De La Soul - I totally agree with you and I hear it all tha time. Also, around that time of "Buhloone Mind State" you had Biggie coming out, Wu Tang had dropped and tha way rap was going at that time was just a whole new wave. Tribe had just did Midnight Marauders so it's like I just thought that Buhloone was just a little to relaxed for what we was doing. We had other stuff, but we just didn't put it on there because it just would have stood so far out next to all tha real cool and jazzy type of stuff that we was doing with Buhloone as a whole.

thaFormula.com - You know I thought 'Bionix' was a great album but I noticed tha reviews weren't that great for it. It seems that tha biggest problem in hip hop now is that people just don't want to let go of tha past and accept that times have changed?

De La Soul - I hear you man and that's my whole point. One thing that I have learned from reading through alot of great authors man is that tha one constant thing is change and if something is not growing, it is dead. That was tha whole purpose of "De La Soul Is Dead." It was saying that we were Metamorphosizing into something else outside of '3 Feet High & Rising.' We were growing, we were constantly getting older. Each album is just documented of us from whether it's age 16 to 18 to then 18 to whatever. That's what it is. We are growing as men, growing as fathers and I'm happy when I have an album that shows and documents what were going through as people because that's what De La Soul has always been about.

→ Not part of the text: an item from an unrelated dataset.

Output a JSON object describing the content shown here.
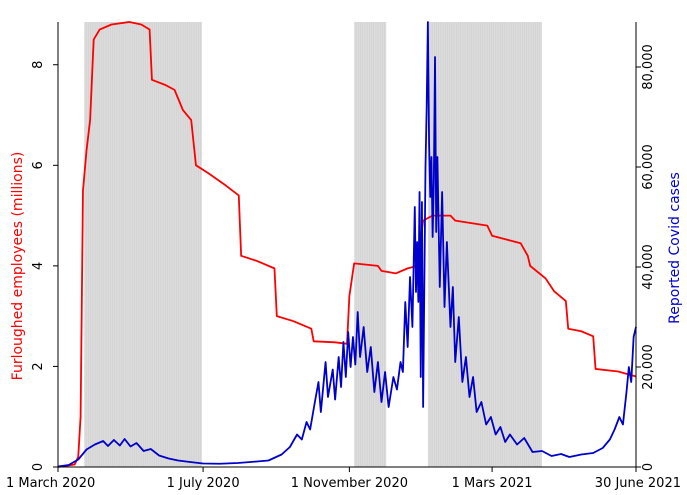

thaFormula.com - So you got tha new album "The Grind Date" dropping September 28th. What's left for De La to do that they haven't done?

De La Soul - There is always alot man and one thing I been blessed to understand is that outside of this rap game is a bigger picture and that's life and you can't put even what has happened in tha past and all tha books in tha world and grasp it. I mean knowledge is infinite so there is never ever a limit to what you can say or what you can do cause even what your saying you can say it in a different way and I think De La Soul coming out in 1988 was a testament to that. We talked about sucker mc's biting my rhymes but we called it "Potholes In My Lawn." You can flip things, you can change things. It's like telephone numbers in that there is so many different combinations you can do things and I think that when you as a person think that you can't, that's when it's over for you and that's when you can't go no further.